Personal information
- Full name: Jan Oliveras Codina
- Date of birth: 7 July 2004 (age 22)
- Place of birth: Manresa, Spain
- Height: 1.72 m (5 ft 8 in)
- Position: Left-back

Team information
- Current team: Celta B
- Number: 14

Youth career
- 0000–2016: Espanyol
- 2016–2020: Barcelona
- 2020–2024: Roma

Senior career*
- Years: Team / Apps / (Gls)
- 2022–2025: Roma / 0 / (0)
- 2024–2025: → Dinamo Zagreb (loan) / 0 / (0)
- 2025–: Celta B / 21 / (0)

International career^{‡}
- 2021: Spain U18 / 5 / (0)
- 2022–2023: Spain U19 / 3 / (0)

= Jan Oliveras =

Spanish footballer (born 2004)

Jan Oliveras Codina (born 7 July 2004) is a Spanish footballer who plays as a left-back for club Celta Fortuna.

==Club career==
Born in Manresa, Barcelona, Catalonia, Oliveras joined the youth academy of Spanish side Espanyol.
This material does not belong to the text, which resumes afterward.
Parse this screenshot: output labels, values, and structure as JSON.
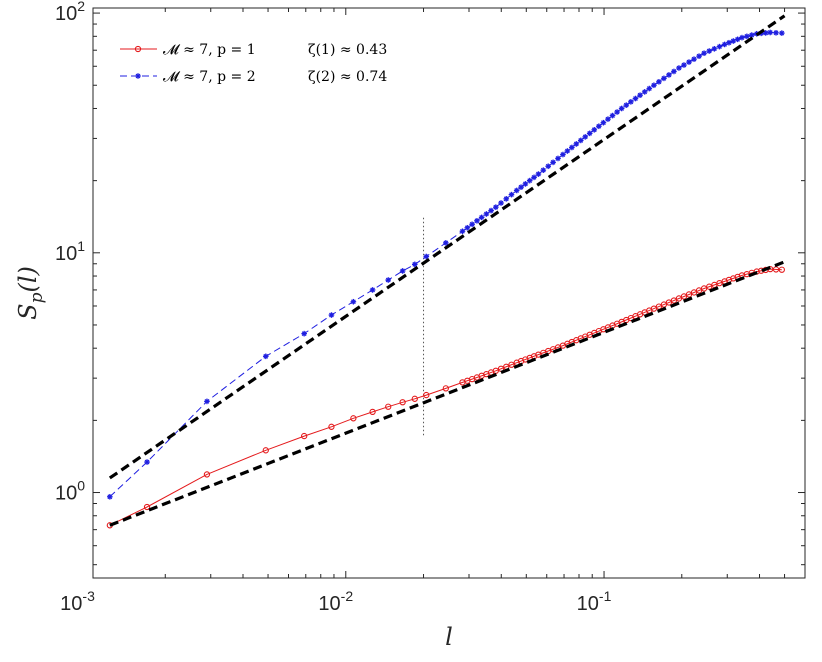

In 2016, he joined the youth academy of Spanish La Liga side Barcelona and, in 2020, he joined the youth academy of Italian Serie A side Roma. He was described as an "established starter" during the 2022–23 season while playing for them.

In 2024, he almost signed for Saudi Pro League side Al-Ittihad, after the move failed, he was sent on loan to Croatian SuperSport HNL side Dinamo Zagreb for the 2024–25 season.

On 13 August 2025, Oliveras moved back to his native Spain, and joined La Liga club Celta on a free transfer, initially assigned to the reserve team Celta Fortuna. He made his professional debut with the B's on 15 August of the following year, replacing Joel López in a 0–0 away draw against Cádiz CF.

==International career==
Oliveras is a Spain youth international. He has played for the Spain national under-18 football team and the Spain national under-19 football team. He made five appearances and scored zero goals while playing for the Spain national under-18 football team. He made three appearances and scored zero goals while playing for the Spain national under-19 football team.

==Style of play==
Oliveras mainly operates as a defender. He is left-footed. He specifically operates as a left-back. He can also operate as a left midfielder, as a central midfielder, and as a left-winger.